From Mary Jo
One of our regular Wenchlings asked me when I knew I was meant to be a writer and suggested that it was a question worth blogging. I agree that the question is an intriguing one, but I’ll bet that others have a much more interesting answer than I do.
The bald fact is that I knew I was a writer when I was offered a contract for my first book. Boringly mundane, no? Yet it’s the truth. I was always a daydreamer, spinning stories in my head when sitting bored in classes. (And I was bored a lot.) I even thought that being a writer would be Totally Cool, but it never occurred to me that I could ever occupy one of those pedestals in the sky where writers live. (Feel free to laugh. <g>)
But with my horrid handwriting and mildly dyslexic typing, becoming a writer never seemed even remotely possible. I just couldn’t get the words down. Writing was in the vague dream category, along with being tall, thin, or fashionably dressed.
All that changed when I got my first computer to do copywriting and invoicing for my graphic design business. (Ah, my darling Leading Edge! We remember our first computers much as Regency fans remember their first Georgette Heyer.) Once I learned the basics of word processing, it occurred to me that I’d always wanted to write a book, so let’s give it a try.
I charged into that first book with no expectations at all—I just wanted to see what I could do. I marked the floppy disk (5 ¼” yet!) with RR for Regency Romance, since I wasn’t ready to admit what I was doing even to myself.
One scene flowed into another, the story seemed to be working, I joined RWA, got the name of an agent from the friend of a friend, the agent marked up my 88 pages and sent them back with suggestions, and a few weeks later, I was offered a contract.
Yes, Virginia, that is the moment that I knew I was a writer. Having no expectations made the process easy in a lot of ways. I didn’t fear rejection since I didn’t expect acceptance.
Of course, selling my first book changed everything. I went from no expectations to behaving like a crazed lemming determined to learn everything I could about writing and publishing. I also developed my first and most powerful writing goal: to support myself as a writer. It took a few years, but I made it.
I think the process is much, much harder for someone who early develops a passionate desire to be a writer. Though actually, the problem is not so much writing, which can be a great creative high, but getting published, which is hard. Usually very hard indeed.
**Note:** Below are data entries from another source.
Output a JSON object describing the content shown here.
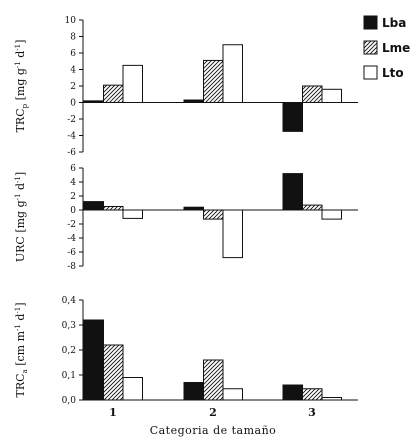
{
  "legend": [
    {
      "name": "Lba",
      "fill": "black"
    },
    {
      "name": "Lme",
      "fill": "hatch"
    },
    {
      "name": "Lto",
      "fill": "white"
    }
  ],
  "xlabel": "Categoria de tamaño",
  "chart_data": [
    {
      "type": "bar",
      "categories": [
        "1",
        "2",
        "3"
      ],
      "ylabel": "TRCp [mg g-1 d-1]",
      "ylabel_parts": {
        "main": "TRC",
        "sub": "p",
        "units": "[mg g",
        "sup1": "-1",
        "mid": " d",
        "sup2": "-1",
        "end": "]"
      },
      "ylim": [
        -6,
        10
      ],
      "yticks": [
        "10",
        "8",
        "6",
        "4",
        "2",
        "0",
        "-2",
        "-4",
        "-6"
      ],
      "yticks_values": [
        10,
        8,
        6,
        4,
        2,
        0,
        -2,
        -4,
        -6
      ],
      "series": [
        {
          "name": "Lba",
          "values": [
            0.2,
            0.3,
            -3.5
          ]
        },
        {
          "name": "Lme",
          "values": [
            2.1,
            5.1,
            2.0
          ]
        },
        {
          "name": "Lto",
          "values": [
            4.5,
            7.0,
            1.6
          ]
        }
      ]
    },
    {
      "type": "bar",
      "categories": [
        "1",
        "2",
        "3"
      ],
      "ylabel": "URC [mg g-1 d-1]",
      "ylabel_parts": {
        "main": "URC",
        "sub": "",
        "units": "[mg g",
        "sup1": "-1",
        "mid": " d",
        "sup2": "-1",
        "end": "]"
      },
      "ylim": [
        -8,
        6
      ],
      "yticks": [
        "6",
        "4",
        "2",
        "0",
        "-2",
        "-4",
        "-6",
        "-8"
      ],
      "yticks_values": [
        6,
        4,
        2,
        0,
        -2,
        -4,
        -6,
        -8
      ],
      "series": [
        {
          "name": "Lba",
          "values": [
            1.2,
            0.4,
            5.2
          ]
        },
        {
          "name": "Lme",
          "values": [
            0.5,
            -1.3,
            0.7
          ]
        },
        {
          "name": "Lto",
          "values": [
            -1.2,
            -6.8,
            -1.3
          ]
        }
      ]
    },
    {
      "type": "bar",
      "categories": [
        "1",
        "2",
        "3"
      ],
      "ylabel": "TRCa [cm m-1 d-1]",
      "ylabel_parts": {
        "main": "TRC",
        "sub": "a",
        "units": "[cm m",
        "sup1": "-1",
        "mid": " d",
        "sup2": "-1",
        "end": "]"
      },
      "ylim": [
        0,
        0.4
      ],
      "yticks": [
        "0,4",
        "0,3",
        "0,2",
        "0,1",
        "0,0"
      ],
      "yticks_values": [
        0.4,
        0.3,
        0.2,
        0.1,
        0.0
      ],
      "series": [
        {
          "name": "Lba",
          "values": [
            0.32,
            0.07,
            0.06
          ]
        },
        {
          "name": "Lme",
          "values": [
            0.22,
            0.16,
            0.045
          ]
        },
        {
          "name": "Lto",
          "values": [
            0.09,
            0.045,
            0.01
          ]
        }
      ]
    }
  ]
}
So maybe the real answer to the original question is that one knows one is a writer when one begins to write. I have a little Post-It note on my monitor that says, “Writers write.” Sometimes, when publishing is making me nuts, I need to remind myself of that. I became a writer on the Saturday I sat down and started The Diabolical Baron. I realized that I was a writer on the day someone offered actual money for my daydreams.
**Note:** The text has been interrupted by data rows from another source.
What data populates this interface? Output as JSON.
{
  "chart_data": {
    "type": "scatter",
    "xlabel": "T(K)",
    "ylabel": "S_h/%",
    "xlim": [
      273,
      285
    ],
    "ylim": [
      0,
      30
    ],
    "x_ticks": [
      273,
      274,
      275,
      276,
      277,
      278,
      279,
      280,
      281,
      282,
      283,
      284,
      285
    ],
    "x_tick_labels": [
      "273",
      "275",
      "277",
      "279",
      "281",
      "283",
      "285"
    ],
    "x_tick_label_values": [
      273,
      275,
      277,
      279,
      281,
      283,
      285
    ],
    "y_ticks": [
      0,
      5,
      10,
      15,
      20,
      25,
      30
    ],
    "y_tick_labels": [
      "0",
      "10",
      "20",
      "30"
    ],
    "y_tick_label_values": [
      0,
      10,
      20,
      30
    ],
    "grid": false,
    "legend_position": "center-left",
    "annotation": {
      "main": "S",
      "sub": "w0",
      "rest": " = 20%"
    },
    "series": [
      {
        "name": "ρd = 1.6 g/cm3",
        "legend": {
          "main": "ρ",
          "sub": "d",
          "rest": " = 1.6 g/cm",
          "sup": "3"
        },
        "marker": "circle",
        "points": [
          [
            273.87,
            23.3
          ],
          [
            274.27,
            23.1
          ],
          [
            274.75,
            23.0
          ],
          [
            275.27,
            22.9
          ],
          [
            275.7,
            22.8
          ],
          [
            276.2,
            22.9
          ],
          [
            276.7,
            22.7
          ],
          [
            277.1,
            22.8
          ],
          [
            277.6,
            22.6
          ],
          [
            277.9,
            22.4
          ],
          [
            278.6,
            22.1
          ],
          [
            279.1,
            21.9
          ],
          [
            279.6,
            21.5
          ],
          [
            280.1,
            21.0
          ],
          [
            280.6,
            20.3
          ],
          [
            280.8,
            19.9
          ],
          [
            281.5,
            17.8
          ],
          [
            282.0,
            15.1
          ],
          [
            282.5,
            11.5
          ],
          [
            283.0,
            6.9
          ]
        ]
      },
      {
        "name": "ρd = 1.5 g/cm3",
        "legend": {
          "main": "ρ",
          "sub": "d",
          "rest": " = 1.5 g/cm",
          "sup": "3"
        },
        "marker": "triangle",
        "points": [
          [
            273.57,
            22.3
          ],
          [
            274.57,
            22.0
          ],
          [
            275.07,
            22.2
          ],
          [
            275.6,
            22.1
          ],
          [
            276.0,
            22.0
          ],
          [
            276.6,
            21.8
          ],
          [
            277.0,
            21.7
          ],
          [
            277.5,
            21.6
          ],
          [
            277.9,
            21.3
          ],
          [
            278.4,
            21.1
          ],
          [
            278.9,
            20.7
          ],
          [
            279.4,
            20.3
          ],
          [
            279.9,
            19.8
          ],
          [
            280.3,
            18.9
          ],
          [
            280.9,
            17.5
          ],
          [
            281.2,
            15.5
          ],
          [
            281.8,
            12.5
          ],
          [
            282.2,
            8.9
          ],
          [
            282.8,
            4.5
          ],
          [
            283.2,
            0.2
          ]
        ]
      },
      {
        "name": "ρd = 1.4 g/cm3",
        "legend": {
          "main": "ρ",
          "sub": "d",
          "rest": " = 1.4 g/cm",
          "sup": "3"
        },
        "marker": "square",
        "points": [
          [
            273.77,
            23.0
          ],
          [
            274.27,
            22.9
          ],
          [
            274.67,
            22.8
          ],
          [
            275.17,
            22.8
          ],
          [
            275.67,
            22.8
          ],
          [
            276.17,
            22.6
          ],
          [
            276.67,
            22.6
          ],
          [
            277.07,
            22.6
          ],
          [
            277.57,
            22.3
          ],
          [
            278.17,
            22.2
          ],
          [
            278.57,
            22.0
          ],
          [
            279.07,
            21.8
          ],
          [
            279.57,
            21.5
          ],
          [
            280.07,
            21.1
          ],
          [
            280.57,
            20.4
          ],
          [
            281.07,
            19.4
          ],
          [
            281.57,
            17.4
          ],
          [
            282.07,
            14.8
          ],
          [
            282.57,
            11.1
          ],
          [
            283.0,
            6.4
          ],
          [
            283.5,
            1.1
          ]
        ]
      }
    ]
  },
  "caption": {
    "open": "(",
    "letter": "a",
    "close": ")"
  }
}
You are a writer when you are sitting down and producing words. (Not long ago, I heard a young and successful writer say that one can be a writer in one’s mind. Sorry, I don’t agree. That’s daydreaming. Real writing is not only imagination, it’s making the serious effort of getting words down in a form that can communicate to others even if you never show your work to anyone.)
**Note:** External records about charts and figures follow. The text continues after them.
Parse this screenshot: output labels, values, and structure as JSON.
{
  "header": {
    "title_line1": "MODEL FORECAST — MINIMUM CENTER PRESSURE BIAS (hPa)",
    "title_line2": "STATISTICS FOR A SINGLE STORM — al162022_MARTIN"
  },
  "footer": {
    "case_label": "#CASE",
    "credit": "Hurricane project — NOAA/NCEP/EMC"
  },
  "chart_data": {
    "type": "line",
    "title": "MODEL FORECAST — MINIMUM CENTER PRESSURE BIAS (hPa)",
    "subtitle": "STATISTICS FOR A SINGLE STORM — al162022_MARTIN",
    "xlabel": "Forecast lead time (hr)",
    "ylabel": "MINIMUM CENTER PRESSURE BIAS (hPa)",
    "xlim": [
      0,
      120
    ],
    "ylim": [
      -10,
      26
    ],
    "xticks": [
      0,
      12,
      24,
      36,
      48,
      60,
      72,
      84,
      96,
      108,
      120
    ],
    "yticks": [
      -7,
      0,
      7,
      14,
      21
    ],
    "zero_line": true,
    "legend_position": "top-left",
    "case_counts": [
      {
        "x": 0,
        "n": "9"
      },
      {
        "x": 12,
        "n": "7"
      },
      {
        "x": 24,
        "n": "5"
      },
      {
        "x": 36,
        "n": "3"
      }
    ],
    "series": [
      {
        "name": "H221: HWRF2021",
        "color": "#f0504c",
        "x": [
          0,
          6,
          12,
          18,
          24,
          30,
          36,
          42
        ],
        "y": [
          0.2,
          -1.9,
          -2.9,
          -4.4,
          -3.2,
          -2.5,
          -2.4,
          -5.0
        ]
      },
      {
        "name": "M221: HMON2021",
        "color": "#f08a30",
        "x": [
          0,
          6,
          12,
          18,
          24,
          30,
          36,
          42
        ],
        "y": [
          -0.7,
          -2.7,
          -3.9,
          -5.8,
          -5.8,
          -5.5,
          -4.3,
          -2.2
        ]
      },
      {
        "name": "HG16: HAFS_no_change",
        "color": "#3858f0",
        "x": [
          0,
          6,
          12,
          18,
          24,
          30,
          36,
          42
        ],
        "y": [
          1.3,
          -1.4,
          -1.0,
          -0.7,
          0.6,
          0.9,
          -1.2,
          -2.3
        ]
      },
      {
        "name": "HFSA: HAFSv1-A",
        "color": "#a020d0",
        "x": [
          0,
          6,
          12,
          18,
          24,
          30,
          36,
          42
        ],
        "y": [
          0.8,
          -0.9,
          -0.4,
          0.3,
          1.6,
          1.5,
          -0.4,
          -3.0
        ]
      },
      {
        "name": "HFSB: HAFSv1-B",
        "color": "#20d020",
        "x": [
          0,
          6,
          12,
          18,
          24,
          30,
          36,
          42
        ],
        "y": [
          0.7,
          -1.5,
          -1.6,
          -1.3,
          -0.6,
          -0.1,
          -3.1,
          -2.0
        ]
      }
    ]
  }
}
A person may or may not become published—that’s in the hands of others, out of the writer’s control. There are some writers who write only for their own creative satisfaction, and perhaps they are the happiest of us all. There is brilliant writing that may never be published because it simply doesn’t fit into a publisher’s paradigm.
But if you’re writing, you’re a writer. Own that identity, and be proud. You’re doing what many only dream of.
On a lighter note: Happy Birthday, Canada! July 1st is the official birthday of Canada, and lucky the United States is to be occupying the same continental land mass. A bit of history if you’re interested: http://en.wikipedia.org/wiki/Canada_Day
Mary Jo, who grew up only forty miles from the Canadian border, and never misses a chance to visit.